Ingolstadt
Wirtschaft soll für Kultur werben

Tagung des Deutschen Bühnenvereins / Podiumsdiskussion zum Thema "Wirtschaft – Stadt – Kultur"

03.06.2012 | Stand 03.12.2020, 1:25 Uhr

Auch die Applaus-Ordnung will geübt sein. Probe für das Opern-Vorsingen im Großen Haus des Ingolstädter Stadttheaters – in der Kulisse des Musicals „Pinocchio“. - Fotos: Derstroff

Ingolstadt (DK) Welche Rolle spielt Kultur für eine Stadt? Wer soll sie bezahlen? Warum engagieren sich Unternehmen für Kultur – vor allem: für welche? Ist Sponsoring die Lösung bei knappen kommunalen Kassen? Diese und andere Fragen wurden am Samstag bei einer Podiumsdiskussion zum Thema „Wirtschaft – Stadt – Kultur“ im Rahmen der Tagung des Bühnenvereins in Ingolstadt behandelt.

„Die Städte müssen einen Rahmen schaffen, in dem sich Kultur entwickeln kann“, forderte Ingrid Hamm, Geschäftsführerin der Robert-Bosch-Stiftung, eingangs. Denn: „Kultur ist das Kapital der Zivilgesellschaft.“ Doch wie soll dieser Rahmen aussehen? Wer entscheidet über welche Kultur? Bildungsauftrag und Integrationsfunktion, Innovationskraft und Kreativitätsmotor, Kunstfreiheit versus Dienstleistung: Diese Aspekte sollten Ingrid Hamm, Ingolstadts Kulturreferenten Gabriel Engert, den Leiter Corporate Responsibility der Audi AG, Peter F. Tropschuh, den Präsidenten des Deutschen Bühnenvereins und der Bayerischen Theaterakademie, Klaus Zehelein, sowie Moderatorin Martina Boette-Sonner (Bayerischer Rundfunk) gut zwei Stunden beschäftigen, auch wenn rasch Konsens über die Bedeutung der Kultur deutlich wurde.

Denn, so führte Tropschuh aus, der die Unternehmer-Seite vertrat, „kulturelles Engagement ist kein Selbstzweck“. Es gehe neben Image-Fragen vor allem auch darum, ein attraktives kulturelles Umfeld zu schaffen, um gute Mitarbeiter zu bekommen – und sie zu halten. Audi engagiere sich dabei auf unterschiedlichen Ebenen – von der Projektförderung (wie bei „Jugend fragt“) über eigene Festivals in der Region (Sommerkonzerte) bis zum Sponsoring internationaler Ereignisse (Salzburger Festspiele).

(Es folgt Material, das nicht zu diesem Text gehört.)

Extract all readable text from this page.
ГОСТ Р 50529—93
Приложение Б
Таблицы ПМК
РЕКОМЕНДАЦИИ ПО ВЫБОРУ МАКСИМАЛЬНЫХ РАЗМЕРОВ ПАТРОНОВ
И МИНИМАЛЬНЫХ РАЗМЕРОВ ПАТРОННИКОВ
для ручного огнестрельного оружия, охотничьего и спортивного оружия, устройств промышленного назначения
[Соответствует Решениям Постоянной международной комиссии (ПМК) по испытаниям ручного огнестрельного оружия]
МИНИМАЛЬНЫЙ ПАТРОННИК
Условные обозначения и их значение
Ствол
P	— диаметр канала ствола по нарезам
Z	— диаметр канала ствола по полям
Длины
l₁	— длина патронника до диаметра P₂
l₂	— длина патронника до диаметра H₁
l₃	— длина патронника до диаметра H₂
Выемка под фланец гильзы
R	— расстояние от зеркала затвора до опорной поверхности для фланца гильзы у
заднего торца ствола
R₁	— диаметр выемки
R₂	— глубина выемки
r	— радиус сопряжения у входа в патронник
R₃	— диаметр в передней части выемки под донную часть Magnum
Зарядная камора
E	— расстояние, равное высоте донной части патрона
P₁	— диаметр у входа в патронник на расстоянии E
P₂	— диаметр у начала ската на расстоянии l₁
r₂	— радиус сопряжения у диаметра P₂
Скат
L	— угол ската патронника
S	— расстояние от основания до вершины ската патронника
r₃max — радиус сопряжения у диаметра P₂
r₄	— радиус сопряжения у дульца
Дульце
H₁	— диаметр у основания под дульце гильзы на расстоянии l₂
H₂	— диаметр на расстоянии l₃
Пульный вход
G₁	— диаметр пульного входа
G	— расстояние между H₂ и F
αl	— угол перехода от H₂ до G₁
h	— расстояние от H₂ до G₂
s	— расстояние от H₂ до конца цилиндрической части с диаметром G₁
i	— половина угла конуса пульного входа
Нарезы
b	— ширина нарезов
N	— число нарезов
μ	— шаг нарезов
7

Im Gegensatz zu den Unternehmen lautet der Kulturauftrag der Stadt, „die Basiskultur zu schützen“, erklärte Engert, und erst dann zu schauen, ob man sich Highlights für die überregionale Werbewirksamkeit leisten könne – besonders in Zeiten knapper Kassen. Während Hamm auf Beispiele „interessanter Wechselspiele“ zwischen Kultur und Wirtschaft hinwies, warnte Zehelein vor Abhängigkeiten („Wir sind nicht dazu da, um Wirtschaftsförderungsprogramme zu stützen“).

Bei allen Divergenzen blieb die Diskussion sehr harmonisch, was vor allem der Tatsache geschuldet war, dass alle Teilnehmer florierende Bereiche vertraten, in denen die Zusammenarbeit zwischen Stadt und Wirtschaft im Kulturbereich funktioniert.

Dass es in anderen Städten finanzielle, strukturelle, politische Probleme gibt, offenbarte die anschließende öffentliche Diskussion. Alexander Netschajew, künftiger Intendant in Stendal, forderte mehr Solidarität und ein klares Bekenntnis der Wirtschaft zur Kultur – etwa in Form einer Werbekampagne zugunsten der öffentlich finanzierten Kultureinrichtungen. Dafür erhielt er großen Zuspruch.

Dass gerade in schwierigen Zeiten das Theater eine wichtige gesellschaftliche Funktion übernehme, hatte Bayerns Kunstminister Wolfgang Heubisch (FDP) am Freitag zum Start der Tagung gesagt und betont, dass der Staat auch im eigenen Interesse an der öffentlichen Finanzierung festhalten müsse.